Oosthoek encyclopedie

Oosthoek's Uitgevers Mij. N.V (1916-1925)

Gepubliceerd op 06-12-2018

Borgtocht

betekenis & definitie

Borgtocht, overeenkomst, waarbij iemand (de borg) zich jegens den schuldeischer van een ander verbindt de schuld van den laatste te betalen, indien deze zelf haar niet voldoet. — B. strekt dus tot zekerheid voor de betaling eener vordering. In tegenstelling met de zekerheid, verschaft door pand of hypotheek (zakelijke zekerheid), wordt deze zekerheid persoonlijke zek. genoemd. Ook de zakelijke zekerheid wordt wel eens onder het begrip b. begrepen; zoo in art. 53 Rv.; art. 109 Gem. wet spreekt uitdrukkelijk van zakelijken b. — B., verstrekt door eene bankinstelling, wordt veelal bankgarantie genoemd.

— De overeenk. van (persoonlijken) b. wordt geregeld in de artt. 1857-1887 B.W. en verder in een groot aantal verspreide artt. van dat wetb.; zie de artt. 1331, 1352, 1418, 1439, 1444-1446, 1460, 1466. 1473, 1478, 1479, 1569, 1610,1975, 1976, 2021. — B. kan slechts strekken tot zekerheid van eene geldige hoofdverbintenis, met dien verstande echter, dat men zich kan borg stellen voor iemand, wiens handelingsbevoegdheid is beperkt (1858 B.W.). Hij kan zich niet uitstrekken tot meer dan waartoe de hoofdschuldenaar verbonden is, wel tot minder (1859,1861 B.W.). Onbepaalde b. strekt zich uit tot alle gevolgen der schuld, zelfs tot de kosten der tegen den hoofdschuldenaar gedane, rechtsvordering en ook tot die welke gemaakt zijn nadat de borg deswege is aangemaand (1862 B.W.).

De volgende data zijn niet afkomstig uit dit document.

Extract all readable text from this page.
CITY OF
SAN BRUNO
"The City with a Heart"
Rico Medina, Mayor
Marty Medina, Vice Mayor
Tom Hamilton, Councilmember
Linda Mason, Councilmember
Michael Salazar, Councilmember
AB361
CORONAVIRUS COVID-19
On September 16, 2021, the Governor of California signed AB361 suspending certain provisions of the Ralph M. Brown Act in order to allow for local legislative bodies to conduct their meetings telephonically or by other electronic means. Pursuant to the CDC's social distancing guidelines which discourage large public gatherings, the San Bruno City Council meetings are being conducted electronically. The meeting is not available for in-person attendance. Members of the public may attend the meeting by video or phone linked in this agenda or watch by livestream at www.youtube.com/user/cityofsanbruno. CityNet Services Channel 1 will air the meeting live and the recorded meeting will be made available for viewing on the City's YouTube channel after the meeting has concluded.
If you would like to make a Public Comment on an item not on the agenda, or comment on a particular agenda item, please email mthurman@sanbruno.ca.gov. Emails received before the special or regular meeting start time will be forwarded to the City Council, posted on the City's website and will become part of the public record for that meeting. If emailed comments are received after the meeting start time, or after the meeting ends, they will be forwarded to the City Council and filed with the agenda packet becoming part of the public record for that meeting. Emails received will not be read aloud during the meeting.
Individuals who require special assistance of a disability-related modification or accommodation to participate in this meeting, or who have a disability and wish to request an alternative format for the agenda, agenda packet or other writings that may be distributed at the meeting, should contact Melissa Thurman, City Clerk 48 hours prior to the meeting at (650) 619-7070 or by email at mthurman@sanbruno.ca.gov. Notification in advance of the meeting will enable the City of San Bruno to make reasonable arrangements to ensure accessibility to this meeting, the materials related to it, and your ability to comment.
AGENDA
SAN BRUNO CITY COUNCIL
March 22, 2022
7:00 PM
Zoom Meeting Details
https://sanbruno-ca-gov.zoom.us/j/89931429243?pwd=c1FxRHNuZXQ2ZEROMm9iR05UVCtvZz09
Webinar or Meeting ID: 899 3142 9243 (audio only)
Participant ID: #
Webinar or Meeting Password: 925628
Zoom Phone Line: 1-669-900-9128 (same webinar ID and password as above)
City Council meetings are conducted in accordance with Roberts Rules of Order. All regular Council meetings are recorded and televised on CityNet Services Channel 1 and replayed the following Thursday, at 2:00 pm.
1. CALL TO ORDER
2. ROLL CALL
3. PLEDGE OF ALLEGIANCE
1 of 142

— Eene verplichting, borg te stellen, kan berusten op overeenkomst of op wettel. bepalingen (zoo de vruchtgebruiker kr. art. 831 B.W., indien hij geen zakelijke zekerheid kan geven). Indien niet bij de tot stand koming der overeenkomst een bepaald persoon als borg wordt aanvaard, moet de schuldenaar zorgen, dat hij een genoegzaam gegoed persoon als borg kan stellen; bij later onvermogen moet deze borg door een ander worden vervangen (1864,1866 B. W.). Voor de beoordeeling der gegoedheid heeft de wet eenige regels (1865 B.W.). — Spreekt de schuldeischer den borg aan met voorbijgaan van den schuldenaar, dan kan de borg in het algemeen (art. 1869 geeft eenige uitzonderingen) eischen, dat eerst de goederen van dezen worden uitgewonnen (voorrecht van uitwinning, beneficium excussionis; artt. 1868-1872). Zijn er meer borgen voor een schuld, dan is ieder weliswaar voor de geheele schuld verbonden, maar kan hij eischen, dat de vordering over alle borgen, die tot betaling in staat zijn, worde verdeeld (voorrecht van schuldsplitsing beneficium divisionis; artt. 1873,1874). De schuldeischer doet in het algemeen niet verstandig uit eigen beweging de vordering over de borgen te verdeelen, want dan kan hij daarop niet terugkomen, wanneer een der borgen onvermogend mocht blijken (art. 1875). In den regel wordt in de akte van b. afstand van deze voorrechten van uitwinning en schuldsplitsing bedrogen. — De borg, die betaald heeft, heeft verhaal (regres) op den schuldenaar en indien er nog andere borgen zijn, die hun aandeel niet hebben voldaan, ook op dezen (artt. 1876,1878 B.W.). Door te betalen treedt hij in alle rechten, die de schuldeischer tegens den schuldenaar gehad heeft (art. 1877 B.W.).

— Alvorens te betalen, stelle hij echter den schuldenaar in kennis van het feit, dat hij tot betaling is aangesproken, daar hij anders in sommige gevallen zijn regresrecht kan verliezen (1876,1879 B.W.). — Kr. art. 1880 B.W. kan de tot betaling aangemaande borg, reeds voordat hij daaraan voldaan heeft, den gewaarborgde aanspreken in de gevallen, in dat art. genoemd. Indien de borg zich hoofdelijk met den hoofdschuldenaar verbindt, rusten op hem de verplichtingen van een hoofdelijken schuldenaar. — De akten houdende borgstelling zijn aan een speciaal registratierecht onderworpen, dat in den regel 3/4%, doch nimmer meer dan het recht, waartoe de hoofdverbintenis aanleiding geeft, bedraagt.